LivingSocial is led by Tim O’Shaughnessy, who is a son-in-law of The Washington Post Co. chairman Donald E. Graham.
Peter Krasilovsky, an analyst at Chantilly-based BIA/Kelsey, argued that LivingSocial is well within its rights to evolve its business model as it sees fit. The company, he said, is locked in a battle with Groupon for market share and needs a competitive edge.
ArtJamz, Clements noted, is not the only company that could be hurt by LivingSocial. Orange Arrow, No. 68 Project and the Coterie all host conceptual dinner parties that will compete with the company’s restaurant events.

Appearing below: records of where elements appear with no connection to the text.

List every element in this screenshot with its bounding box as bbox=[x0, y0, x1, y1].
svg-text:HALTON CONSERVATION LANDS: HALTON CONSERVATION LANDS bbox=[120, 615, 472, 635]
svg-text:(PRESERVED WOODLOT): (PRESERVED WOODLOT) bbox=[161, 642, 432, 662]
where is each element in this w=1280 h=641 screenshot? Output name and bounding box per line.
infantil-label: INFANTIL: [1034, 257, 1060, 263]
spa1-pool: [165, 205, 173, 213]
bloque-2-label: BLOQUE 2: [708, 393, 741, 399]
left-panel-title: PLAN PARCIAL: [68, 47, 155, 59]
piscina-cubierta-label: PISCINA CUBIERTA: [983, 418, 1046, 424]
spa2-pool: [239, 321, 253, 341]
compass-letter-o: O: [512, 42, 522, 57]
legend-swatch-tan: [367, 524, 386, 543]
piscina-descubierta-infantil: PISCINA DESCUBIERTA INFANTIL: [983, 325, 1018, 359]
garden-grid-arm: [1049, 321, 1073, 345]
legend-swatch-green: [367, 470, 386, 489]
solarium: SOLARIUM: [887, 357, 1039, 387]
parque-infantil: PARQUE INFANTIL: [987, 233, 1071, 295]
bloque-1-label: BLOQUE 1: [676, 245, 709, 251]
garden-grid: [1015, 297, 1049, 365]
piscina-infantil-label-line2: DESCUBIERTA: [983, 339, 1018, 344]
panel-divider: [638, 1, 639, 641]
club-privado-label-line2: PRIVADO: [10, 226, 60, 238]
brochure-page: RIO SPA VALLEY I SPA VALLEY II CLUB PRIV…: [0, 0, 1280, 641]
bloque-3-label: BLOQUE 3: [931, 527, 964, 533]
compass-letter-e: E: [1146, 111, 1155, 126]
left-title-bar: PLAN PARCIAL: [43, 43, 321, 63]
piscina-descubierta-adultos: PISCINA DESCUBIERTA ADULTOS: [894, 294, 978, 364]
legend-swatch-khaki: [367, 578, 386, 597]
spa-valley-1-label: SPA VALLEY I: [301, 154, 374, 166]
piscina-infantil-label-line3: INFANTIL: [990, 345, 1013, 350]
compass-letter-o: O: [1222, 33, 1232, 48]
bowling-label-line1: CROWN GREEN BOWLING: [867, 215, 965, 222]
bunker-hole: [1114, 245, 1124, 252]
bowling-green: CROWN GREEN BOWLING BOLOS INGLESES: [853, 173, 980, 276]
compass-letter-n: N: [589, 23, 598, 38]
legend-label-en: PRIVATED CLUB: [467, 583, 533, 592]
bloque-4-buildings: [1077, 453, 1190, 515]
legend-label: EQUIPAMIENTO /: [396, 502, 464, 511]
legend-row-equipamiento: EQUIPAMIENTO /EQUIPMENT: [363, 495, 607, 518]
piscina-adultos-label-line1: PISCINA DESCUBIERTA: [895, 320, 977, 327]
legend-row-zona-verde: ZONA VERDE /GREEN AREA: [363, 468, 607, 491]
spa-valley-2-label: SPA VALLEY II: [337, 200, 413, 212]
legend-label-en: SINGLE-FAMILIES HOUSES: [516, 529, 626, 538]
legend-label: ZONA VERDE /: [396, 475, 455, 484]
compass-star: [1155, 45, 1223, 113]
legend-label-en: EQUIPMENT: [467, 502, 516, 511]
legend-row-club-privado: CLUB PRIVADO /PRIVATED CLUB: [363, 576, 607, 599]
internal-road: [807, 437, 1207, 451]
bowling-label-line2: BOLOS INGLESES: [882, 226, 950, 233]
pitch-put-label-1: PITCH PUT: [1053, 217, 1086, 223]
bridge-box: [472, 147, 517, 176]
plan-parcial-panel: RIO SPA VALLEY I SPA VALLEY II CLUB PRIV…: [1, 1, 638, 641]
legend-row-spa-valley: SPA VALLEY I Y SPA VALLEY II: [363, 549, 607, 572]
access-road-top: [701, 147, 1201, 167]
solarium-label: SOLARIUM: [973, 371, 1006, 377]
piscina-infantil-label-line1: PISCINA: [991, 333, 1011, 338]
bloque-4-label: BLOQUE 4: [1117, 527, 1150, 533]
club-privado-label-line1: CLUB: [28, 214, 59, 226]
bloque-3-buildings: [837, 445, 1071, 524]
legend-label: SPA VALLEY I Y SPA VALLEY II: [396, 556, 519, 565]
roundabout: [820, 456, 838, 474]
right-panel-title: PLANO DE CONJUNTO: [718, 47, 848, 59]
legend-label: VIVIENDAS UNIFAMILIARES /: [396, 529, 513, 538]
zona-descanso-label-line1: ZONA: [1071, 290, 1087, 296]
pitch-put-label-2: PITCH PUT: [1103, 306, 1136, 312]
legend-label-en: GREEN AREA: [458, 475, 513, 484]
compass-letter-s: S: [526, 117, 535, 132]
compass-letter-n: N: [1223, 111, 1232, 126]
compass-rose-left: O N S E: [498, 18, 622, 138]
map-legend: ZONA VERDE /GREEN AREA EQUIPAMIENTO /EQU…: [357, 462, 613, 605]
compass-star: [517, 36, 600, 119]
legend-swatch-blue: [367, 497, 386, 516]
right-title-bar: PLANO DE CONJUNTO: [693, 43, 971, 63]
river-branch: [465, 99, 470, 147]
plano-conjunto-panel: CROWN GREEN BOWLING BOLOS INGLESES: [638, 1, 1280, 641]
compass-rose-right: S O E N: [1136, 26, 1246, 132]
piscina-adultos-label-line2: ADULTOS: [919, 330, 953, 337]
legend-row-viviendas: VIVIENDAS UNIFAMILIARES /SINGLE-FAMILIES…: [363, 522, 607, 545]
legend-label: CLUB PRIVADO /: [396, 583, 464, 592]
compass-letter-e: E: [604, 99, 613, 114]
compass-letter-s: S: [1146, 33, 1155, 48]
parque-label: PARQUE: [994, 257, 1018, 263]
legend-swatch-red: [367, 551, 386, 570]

But Hosan Lee, the cultural director of No. 68 in D.C., said she believes “the cream will rise to the top if they organize to educate consumers” on the difference between “mediocrity and what a thoughtfully designed experience should be.” Still, she considers Living Social’s new model a short-term threat to creative companies “living from one client to another.”
“The people looking for authentic experiences will seek out the businesses creating them,” Lee said. “The responsibility lies with the creator to make sure the message gets out, and that’s usually the part they have trouble with. LivingSocial has a huge marketing budget, which is why it’s troubling.”
Cultural maven Philippa Hughes, founder of arts organization Pink Line Project, doesn’t begrudge LivingSocial’s success, but takes issue with it profiting from artists’ initiatives.
“All of these people did these events and made them cool, but then LivingSocial gets to come and replicate them less expensively,” she said. “When some corporation starts doing [creative ventures], it diminishes the value.”